According to Marshall County Assistant Prosecuting Attorney Herman Lantz, the criminal case involving John Michael Howell, 49, will be retried.

This development comes from the West Virginia Supreme Court of Appeals, which issued a memorandum decision, ordering that John Michael Howell's guilty plea and conviction are vacated and set aside.

According to the April 13 issued memorandum, the case is "remanded to the circuit court, where the parties are to be returned to their respective positions post-indictment but prior to the entry of the plea agreement."

Jury selection will begin July 9 at the Marshall County Courthouse.

Howell was indicted by the Wetzel County Grand Jury in January 2011 on four criminal charges: kidnapping, attempted sexual assault in the second degree, sexual assault in the first degree, and malicious assault.

Howell's proceedings began in Wetzel County, but the case was moved to Marshall County in July 2014 after Howell spat on Wetzel County Prosecutor Timothy Haught during a hearing. Howell was then required to wear a spit guard in court for the next several proceedings.

Due to the kidnapping charge carrying a possible life sentence, Howell was entitled to two lawyers. He requested new lawyers more than a dozen times following his initial arrest, causing several delays.

His trial then began in January 2016, and after a recess during jury selection, counsel announced a plea agreement had been reached. Howell pleaded guilty to kidnapping and was sentenced to life in prison with mercy.

It is noted in the Supreme Court documents that the written plea agreement said Howell would be eligible for parole after 15 years in prison.

However, after his plea and receiving the plea and sentencing order, Howell argued he should be eligible for parole consideration after 10 years of incarceration. Howell cited the state kidnapping statute, which provides an inmate sentenced for life may not be paroled until he or she has served 10 years, and an inmate sentenced for life "who has been previously twice convicted of a felony may not be paroled until he or she has served 15 years." The state objected to Howell's protests, noting Howell serving at least 15 years in prison was "the essence of the plea agreement." The circuit court, after a hearing, declined to amend the order to reflect parole eligibility after 10 years of incarceration. The circuit court then entered an "Amended Entry of Plea and Sentencing Order Amended," which included the court's ruling on the parole eligibility period. Howell, however, then filed an appeal with the WV Supreme Court of Appeals. On October 23, 2017, the WV Supreme Court of Appeals affirmed the circuit court's May 2016 sentencing order.

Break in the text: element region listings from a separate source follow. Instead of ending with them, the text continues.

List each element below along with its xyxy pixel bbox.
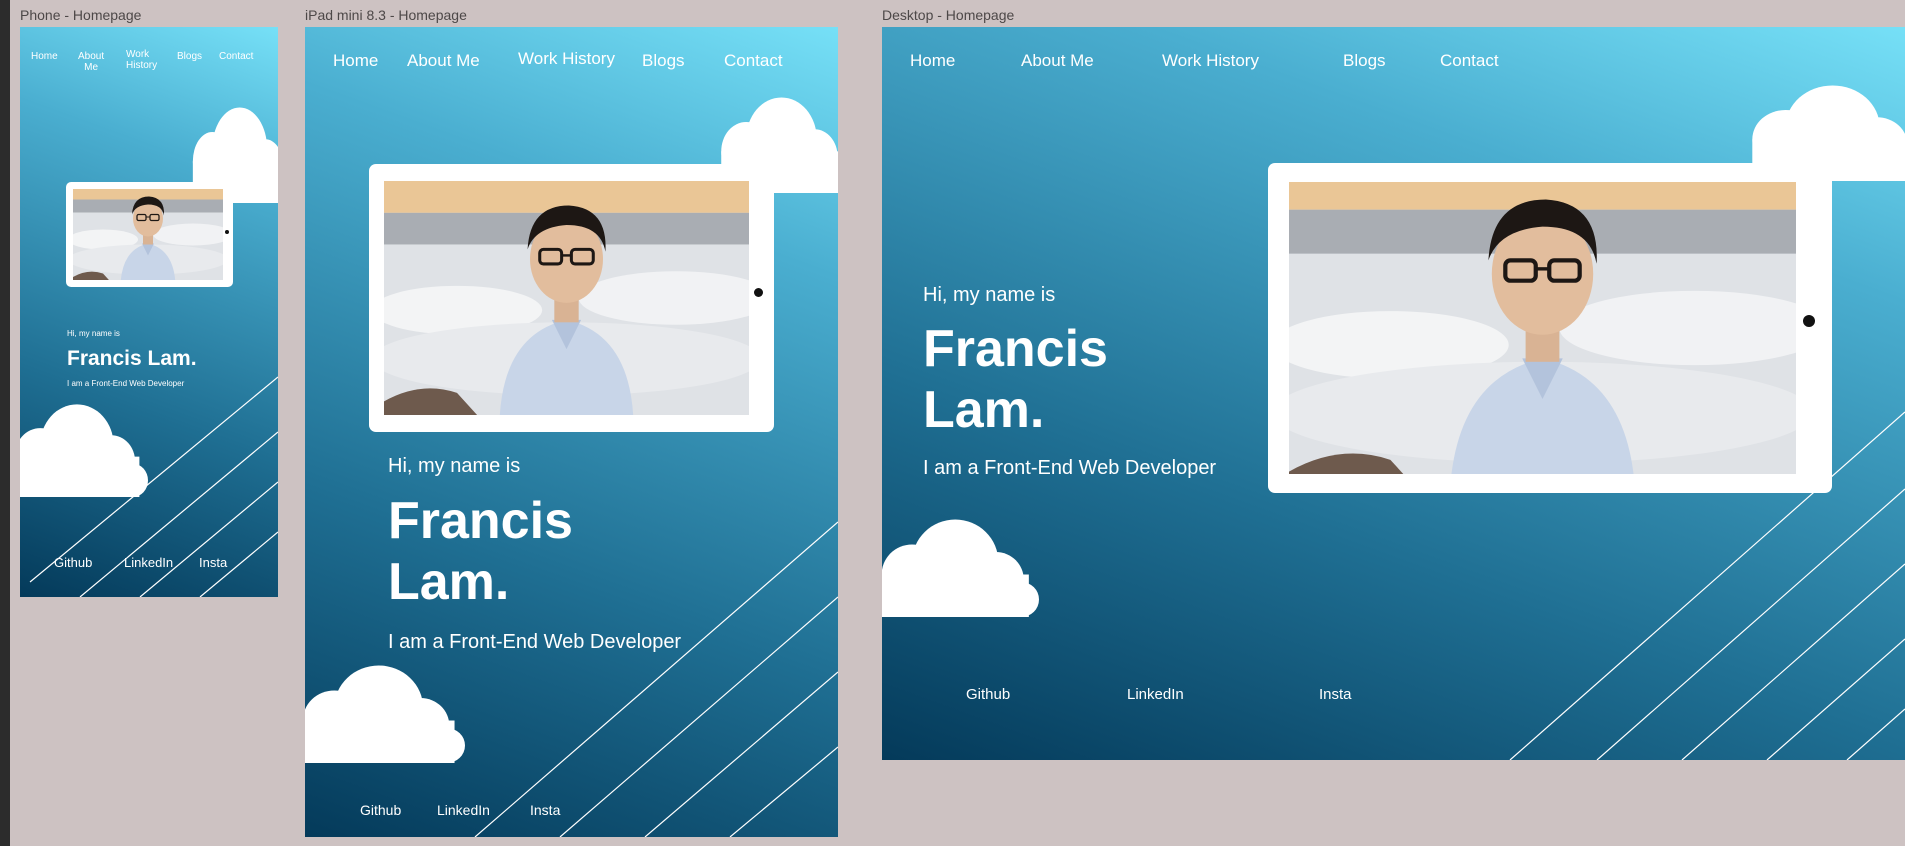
nav-about-me-line1: About <box>78 51 105 62</box>
footer-link-linkedin[interactable]: LinkedIn <box>1127 686 1184 703</box>
nav-home[interactable]: Home <box>333 51 378 71</box>
hero-name: Francis Lam. <box>923 319 1108 442</box>
portrait-image <box>1289 182 1796 474</box>
nav-work-history-line1: Work <box>126 49 150 60</box>
nav-home[interactable]: Home <box>31 51 58 62</box>
tablet-camera-dot <box>754 288 763 297</box>
footer-link-insta[interactable]: Insta <box>1319 686 1352 703</box>
nav-about-me-line2: Me <box>84 62 99 73</box>
phone-homepage-frame[interactable]: Home About Me Work History Blogs Contact… <box>20 27 278 597</box>
tagline-text: I am a Front-End Web Developer <box>923 457 1217 479</box>
hero-name-line2: Lam. <box>923 381 1045 440</box>
nav-contact[interactable]: Contact <box>219 51 253 62</box>
footer-link-github[interactable]: Github <box>966 686 1010 703</box>
hero-name-line1: Francis <box>923 320 1108 378</box>
hero-name: Francis Lam. <box>67 347 197 370</box>
tagline-text: I am a Front-End Web Developer <box>67 379 185 388</box>
nav-blogs[interactable]: Blogs <box>177 51 202 62</box>
hero-name-line1: Francis <box>388 492 573 550</box>
nav-blogs[interactable]: Blogs <box>642 51 685 71</box>
desktop-homepage-frame[interactable]: Home About Me Work History Blogs Contact… <box>882 27 1905 760</box>
frame-label-phone[interactable]: Phone - Homepage <box>20 7 141 23</box>
frame-label-ipad[interactable]: iPad mini 8.3 - Homepage <box>305 7 467 23</box>
footer-link-github[interactable]: Github <box>54 555 92 570</box>
nav-about-me[interactable]: About Me <box>407 51 480 71</box>
footer-link-insta[interactable]: Insta <box>530 802 560 818</box>
design-canvas: Phone - Homepage Home About Me Work Hist… <box>0 0 1905 846</box>
footer-link-linkedin[interactable]: LinkedIn <box>124 555 173 570</box>
nav-home[interactable]: Home <box>910 51 955 71</box>
greeting-text: Hi, my name is <box>67 329 120 338</box>
greeting-text: Hi, my name is <box>923 284 1056 306</box>
portrait-image <box>384 181 749 415</box>
nav-work-history[interactable]: Work History <box>1162 51 1259 71</box>
profile-photo <box>384 181 749 415</box>
footer-link-insta[interactable]: Insta <box>199 555 227 570</box>
nav-about-me[interactable]: About Me <box>78 51 104 73</box>
tablet-mockup <box>1268 163 1832 493</box>
tagline-text: I am a Front-End Web Developer <box>388 631 682 653</box>
cloud-bottom-left <box>20 402 148 497</box>
greeting-text: Hi, my name is <box>388 455 521 477</box>
footer-link-linkedin[interactable]: LinkedIn <box>437 802 490 818</box>
tablet-camera-dot <box>1803 315 1815 327</box>
nav-work-history[interactable]: Work History <box>518 49 615 69</box>
profile-photo <box>1289 182 1796 474</box>
nav-about-me[interactable]: About Me <box>1021 51 1094 71</box>
hero-name: Francis Lam. <box>388 491 573 614</box>
tablet-mockup <box>66 182 233 287</box>
nav-contact[interactable]: Contact <box>724 51 783 71</box>
frame-label-desktop[interactable]: Desktop - Homepage <box>882 7 1014 23</box>
cloud-bottom-left <box>305 663 465 763</box>
nav-contact[interactable]: Contact <box>1440 51 1499 71</box>
tablet-mockup <box>369 164 774 432</box>
portrait-image <box>73 189 223 280</box>
hero-name-line2: Lam. <box>388 553 510 612</box>
profile-photo <box>73 189 223 280</box>
cloud-bottom-left <box>882 517 1039 617</box>
left-toolbar-strip <box>0 0 10 846</box>
nav-work-history[interactable]: Work History <box>126 49 157 71</box>
nav-work-history-line2: History <box>126 60 158 71</box>
ipad-homepage-frame[interactable]: Home About Me Work History Blogs Contact… <box>305 27 838 837</box>
tablet-camera-dot <box>225 230 229 234</box>
nav-blogs[interactable]: Blogs <box>1343 51 1386 71</box>
footer-link-github[interactable]: Github <box>360 802 401 818</box>
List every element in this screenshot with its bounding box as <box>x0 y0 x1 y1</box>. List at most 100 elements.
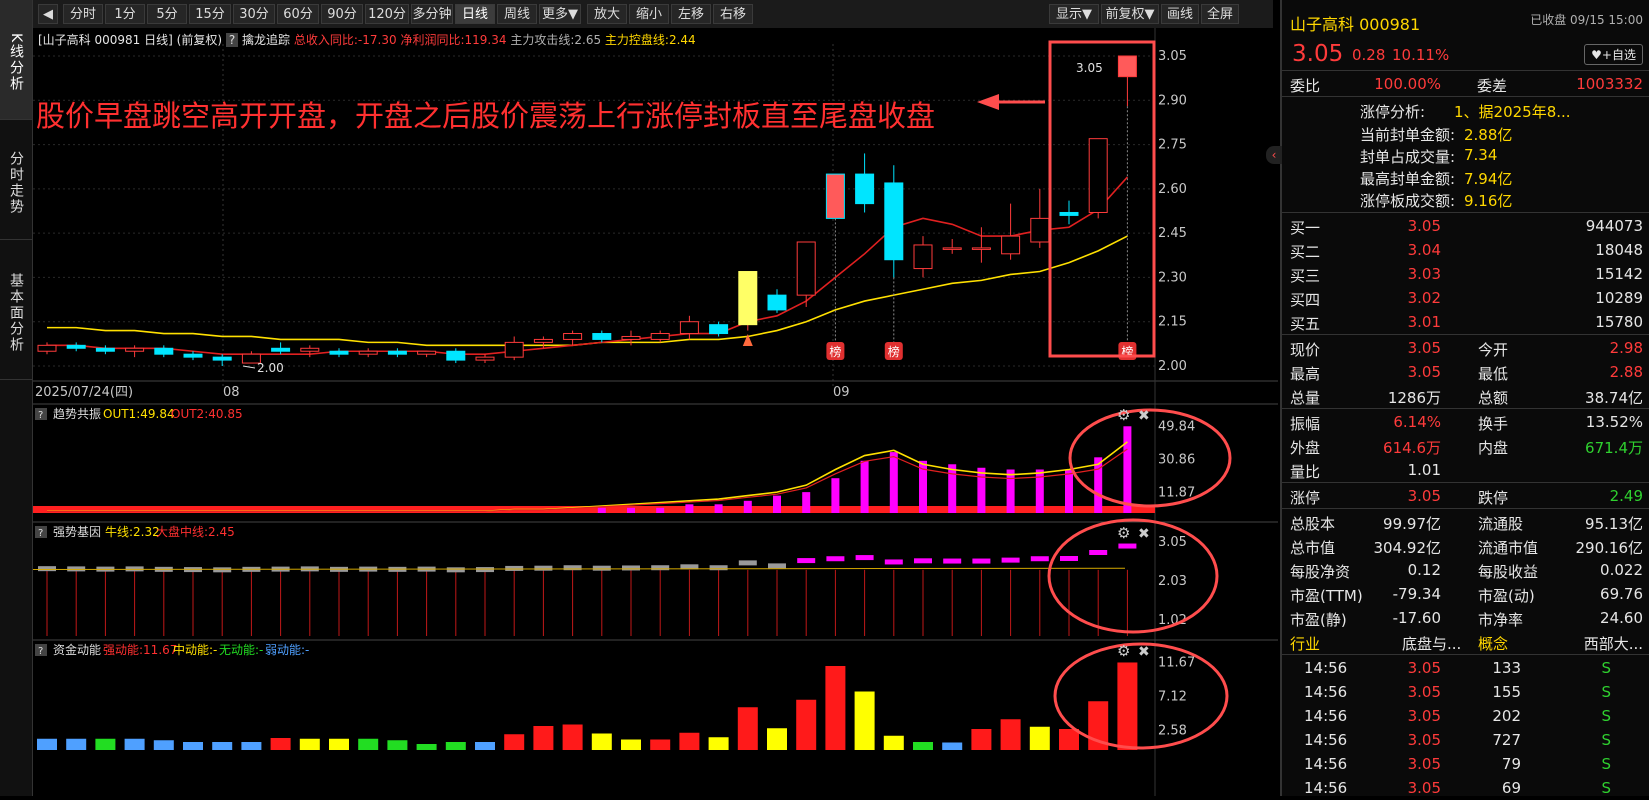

Howell filed a petition for rehearing, which was granted in February 2018. The Supreme Court's documents state the Court received supplemental briefs and heard oral arguments of the parties. The State has argued Howell is bound by the 15-year parole eligibility provision because it was discussed no fewer than five times during the January 2016 plea/sentencing and the 15-year parole eligibility was also set forth in the written plea agreement.

Howell said that although the 15-year period was specified, no one ever told him the parole statue only requires 10 years.

The Court has agreed with Howell, ruling Howell's guilty plea was not "knowing, intelligent, and voluntary."

Is is noted the rehearing was granted and concurred in by the following Justices: Robin Jean Davis, Menis E. Ketchum, Allen H. Loughry II, and Elizabeth D. Walker.

Chief Justice Margaret L. Workman dissented, stating "It is like swatting flies with a sledgehammer to decimate an entire plea agreement when a simple modification that complies with the law would suffice."

Workman said the error was made by the judge and both lawyers, not the defendant.

Prosecutor Lantz noted, "All I can say is the state felt the plea should've been upheld. (Howell) appealed it, saying he did not know. We feel he knew what he was pleading to."